Who Was Anna Delvey's Real-Life Boyfriend?
Anna Delvey eventually achieved her life-long dream of living like a celebrity baller. However, it's doubtful she'd envisioned being immortalized as the "Soho Grifter." In 2018, New York Magazine wrote about a shady alleged German heiress who was actually born in Russia and wasn't an heir to anything. Oh, and it was really Anna Sorokin, not Delvey. She used the privilege that comes with a title and her grifting skills to facilitate a meteoric rise through New York's elite art and fashion world — and to steal an estimated $285,000 from friends, associates, and banks.
Once the game was up, Anna was banged up behind bars. She was forced to swap her fabulous haute couture for a one-piece jumpsuit in a ghastly shade of orange and her shiny Louboutins for plastic Crocs. Well, they do say that orange is the new black. Shonda Rhimes realized it was a story way too good to miss out on. She snapped up the rights and turned the scamfluencer scandal into a smash hit Netflix series, "Inventing Anna."
Ozark star Julia Garner landed the role of Anna, which she played to perfection, even nailing the "consistently inconsistent" accent. "This is probably the hardest job I've ever done," Garner told Elle. Meanwhile, Anna's fake life was laid bare on the screen. One aspect of it was her tech boyfriend, the fictional Chase Sikorski. But the character actually had a lot in common with Delvey's real-life ex-boyfriend.
Anna Delvey's real-life boyfriend is as fantastical as her
It's amazing there are still things you don't know about Anna Delvey. Like, who was the fake socialite's real-life boyfriend? In "Inventing Anna," he's called Chase Sikorski and is a tech dude creating an app. As is often with tech start-ups, what the app does is a little hazy. Sikorski's Wake app supposedly "records your dreams." As Parade notes, it's an uncanny parallel with Hunter Lee Soik, another tech dude with an app that he talks about but never gets made.

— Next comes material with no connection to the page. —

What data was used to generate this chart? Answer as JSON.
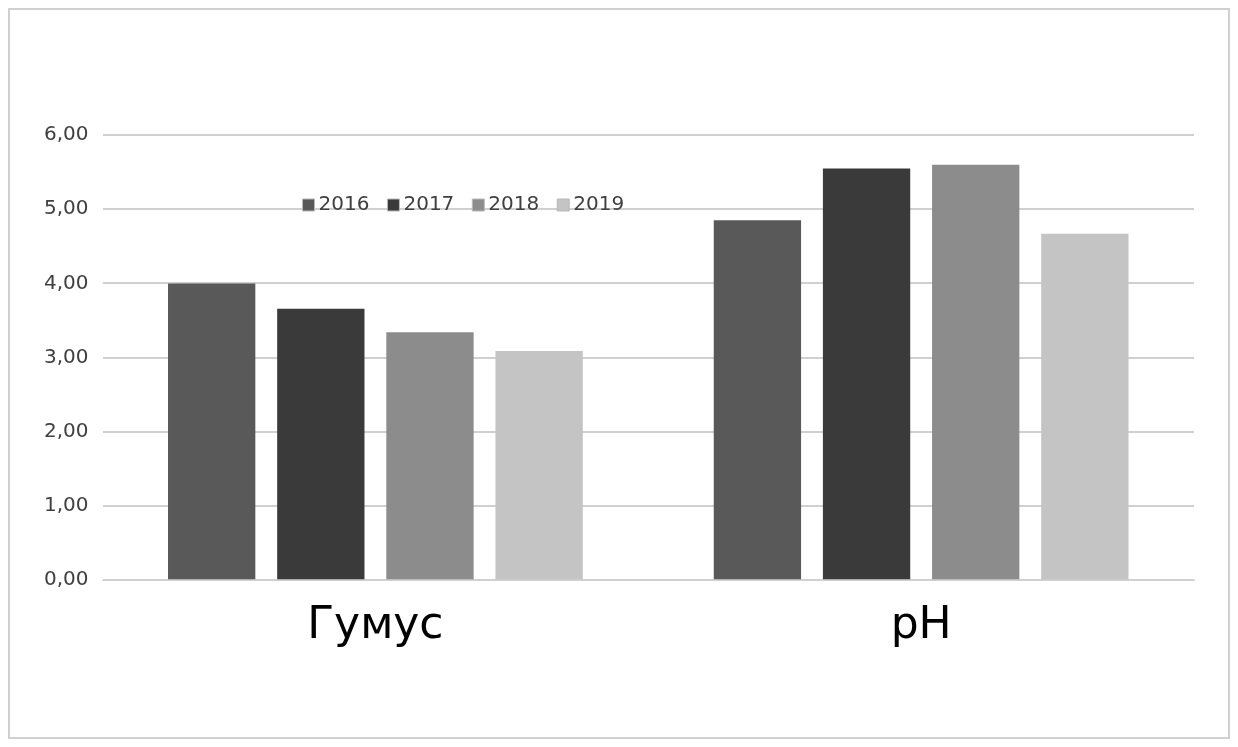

In 2013, Soik launched a Kickstarter for Shadow — an app that records your dreams — and raised $82,577. The New Yorker ran a profile of the Korean-born tech dude. Soik was adopted at two and a half and moved to the U.S. He dreamed of being a pro skateboarder but settled on studying photography. Soik quit the Brooks Institute after three days. However, he was scouted by a talent rep, starred in a Coke ad, and launched a production company. Next, he developed apps for Stella McCartney before the idea for Shadow hit after working with Kanye West and Jay-Z.
Soik said he learned about dream psychoanalysis from "Freud and Jung, and Allan Hobson." Then he whipped up a web page asking people to "sign up" if they dug the app concept. "Two hundred and fifty thousand people visited within four weeks," he claimed. "Thirty thousand said they would take part." As of August 2022, the app still hasn't materialized, leading many backers to leave angry comments on Kickstarter.
Anna Delvey isn't sorry for anyone — other than herself
Anna Delvey was flying high thanks to scamming New York's elite. She lived the life she'd always dreamed of until suddenly, there was no Delvey, only Anna Sorokin. She was given a four to 12 years sentence for her frauds and falsehoods. "The thing is, I'm not sorry," Anna told The New York Times. "I'd be lying to you and to everyone else and to myself if I said I was sorry for anything."
Insider reported that Anna was released from prison in 2021 after four years. She'd served two years pre-trial at Rikers Island and two at the Albion Correctional Facility in upstate New York. Anna was finally free, but not for long. She was locked up by ICE a short time later for overstaying her visa, and she's also facing deportation. "I lived out most of my adult life in NY, and a lot of my friends and support system are based in the US," Anna told Fox News.
Meanwhile, at least Anna doesn't have to worry about money now. According to Insider, Netflix paid her $320,000 for the rights to her story. Who says crime doesn't pay? However, it's unlikely Anna will be watching the series. In an op-ed for Insider, she wrote, "Even if I were to pull some strings and make it happen, nothing about seeing a fictionalized version of myself in this criminal-insane-asylum setting sounds appealing to me."